ATI RN
Cardiovascular System Exam Questions Pdf
1. Which neurotransmitter is released by the sympathetic nervous system (SNS) to increase heart rate and the force of contraction of the heart?
- A. Norepinephrine
- B. Epinephrine
- C. Dopamine
- D. Acetylcholine
Correct answer: A
Rationale: The correct answer is Norepinephrine. Norepinephrine is the neurotransmitter released by the sympathetic nervous system that increases heart rate and the force of contraction. Epinephrine, though similar, is more involved in the fight-or-flight response and has a broader range of effects on various organs. Dopamine is not primarily responsible for increasing heart rate and contractility. Acetylcholine is a neurotransmitter that predominantly acts on the parasympathetic nervous system to decrease heart rate and contractility.
2. Which term refers to the ability of the heart to initiate impulses repetitively and spontaneously?
- A. Contractility
- B. Excitability
- C. Automaticity
- D. Rhythmicity
Correct answer: C
Rationale: The correct answer is C: Automaticity. Automaticity is the specific term used to describe the heart's ability to generate impulses repetitively and spontaneously. Contractility (A) refers to the ability of muscle fibers to contract, not the initiation of impulses. Excitability (B) is the ability of cells to respond to stimuli but is not specific to the heart's impulse generation. Rhythmicity (D) is a related term but does not specifically describe the heart's spontaneous impulse initiation.
3. The client is on warfarin and has an INR of 1.5. What is the nurse’s priority action?
- A. Increase the dose of warfarin.
- B. Hold the next dose of warfarin.
- C. Continue the current dose of warfarin.

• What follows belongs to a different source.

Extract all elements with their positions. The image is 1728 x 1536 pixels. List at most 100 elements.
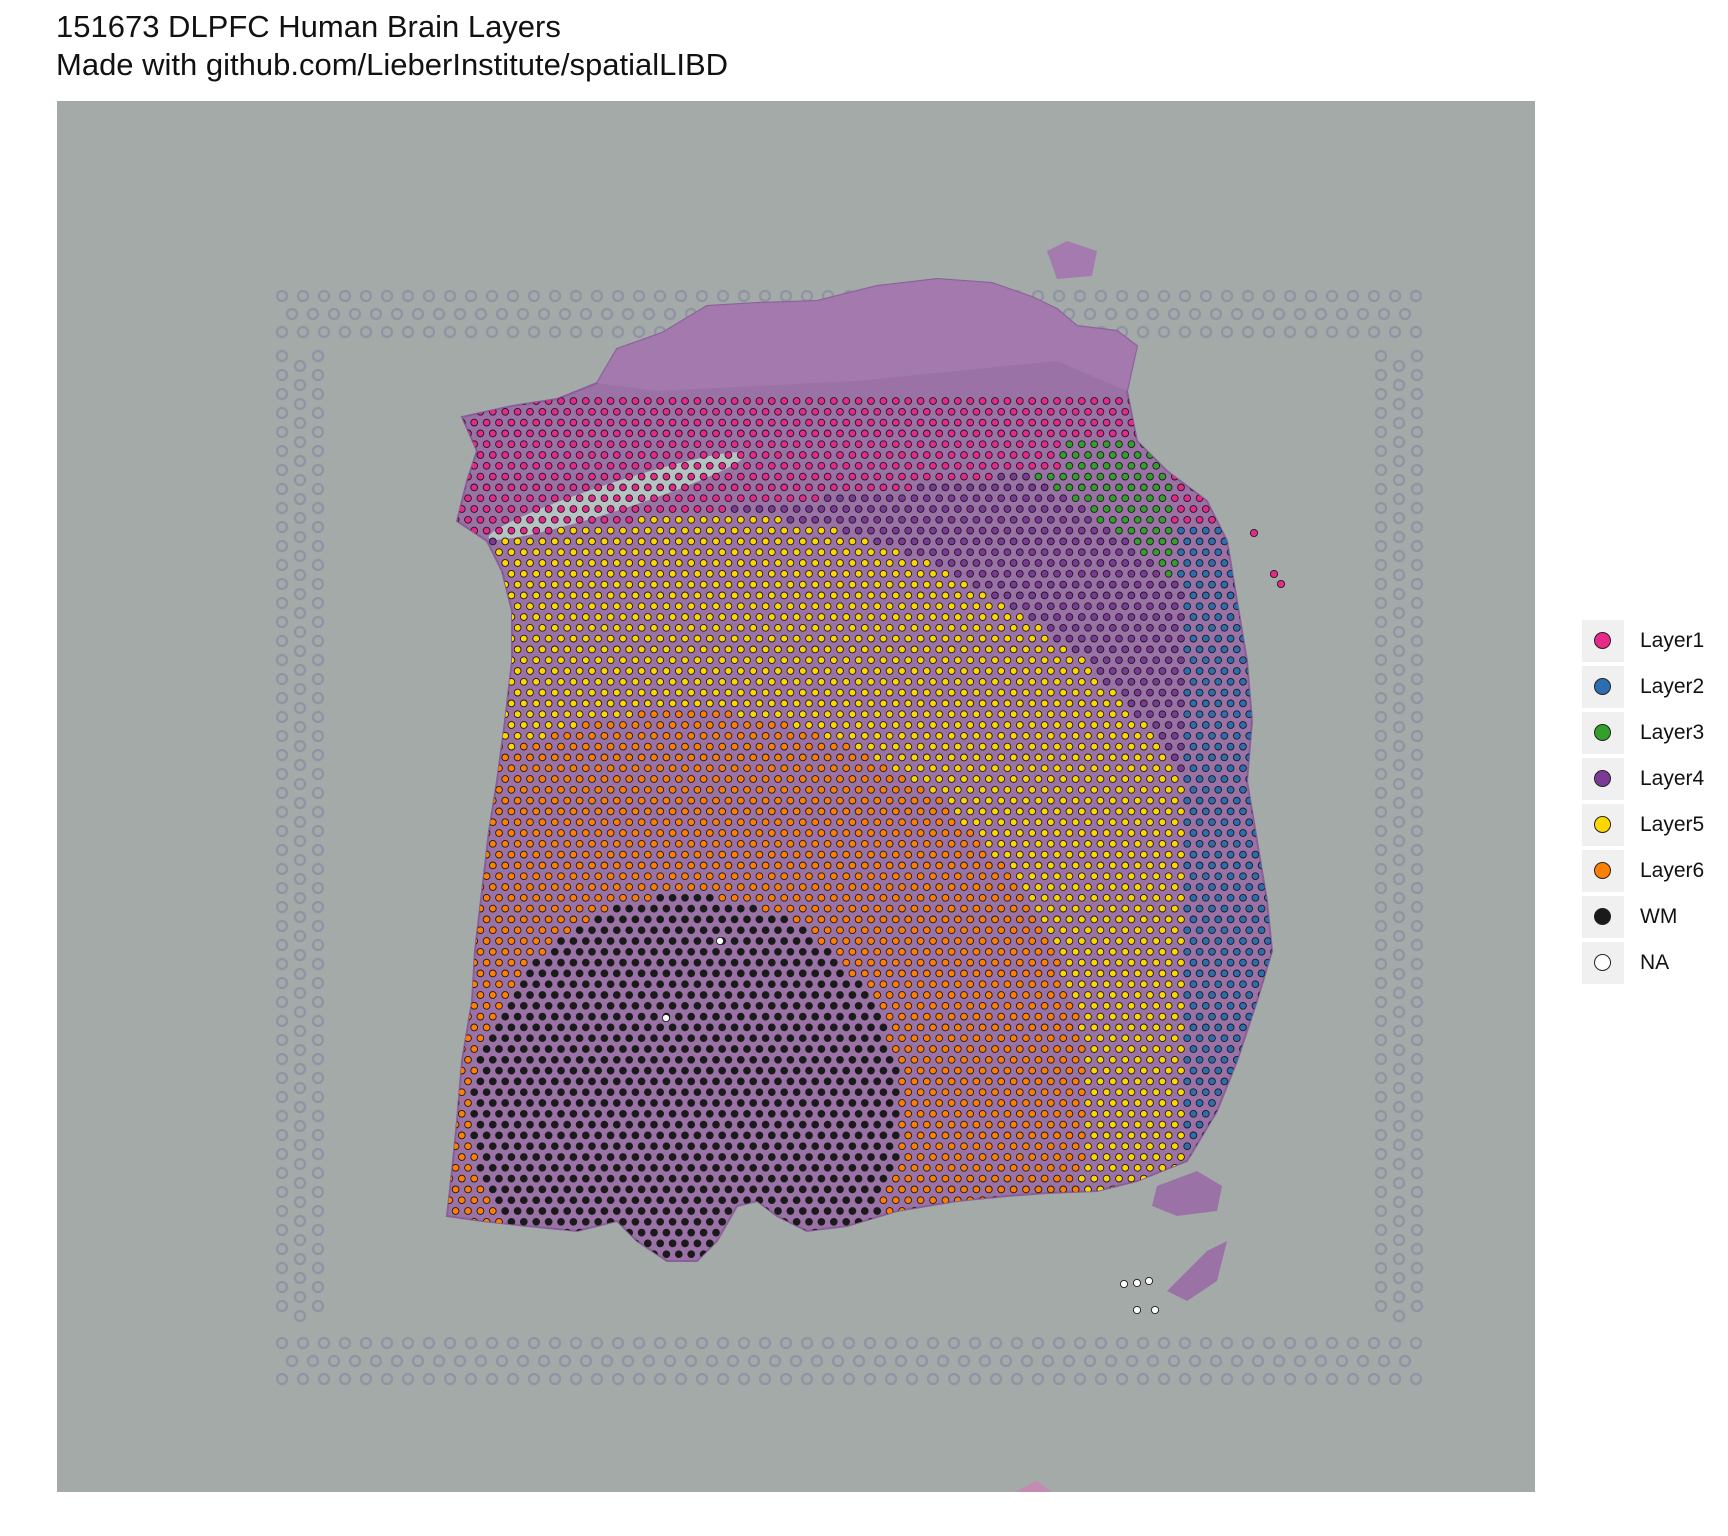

- D. Monitor the client’s INR closely.
Correct answer: B
Rationale: An INR of 1.5 is below the therapeutic range for a client on warfarin, indicating that the client may be at risk of clot formation. The nurse's priority action should be to hold the next dose of warfarin to prevent further reduction of the INR. Increasing the dose could potentially lead to an increased risk of bleeding, and continuing the current dose may not be sufficient to bring the INR within the therapeutic range. Monitoring the client's INR closely is important but not the priority action in this scenario.
4. Which type of lung cancer is strongly associated with exposure to asbestos?
- A. Mesothelioma
- B. Adenocarcinoma
- C. Squamous cell carcinoma
- D. Small cell lung cancer
Correct answer: A
Rationale: The correct answer is Mesothelioma. This type of lung cancer is indeed strongly associated with exposure to asbestos, affecting the lining of the lungs or abdomen. Adenocarcinoma, Squamous cell carcinoma, and Small cell lung cancer are not primarily linked to asbestos exposure, making them incorrect choices for this question.
5. Which disease is characterized by the damage to the alveoli in the lungs, leading to breathlessness?
- A. Emphysema
- B. Pulmonary fibrosis
- C. Lung cancer
- D. Lung abscess
Correct answer: A
Rationale: The correct answer is A, Emphysema. Emphysema is a lung condition characterized by the damage to the air sacs (alveoli) in the lungs, which results in breathlessness and reduced lung function. Pulmonary fibrosis (B) is a condition where lung tissue becomes damaged and scarred, leading to stiffness in the lungs. Lung cancer (C) is a malignancy affecting the lungs, which can cause various symptoms depending on the stage. Lung abscess (D) is a localized collection of pus within the lung tissue, typically caused by a bacterial infection.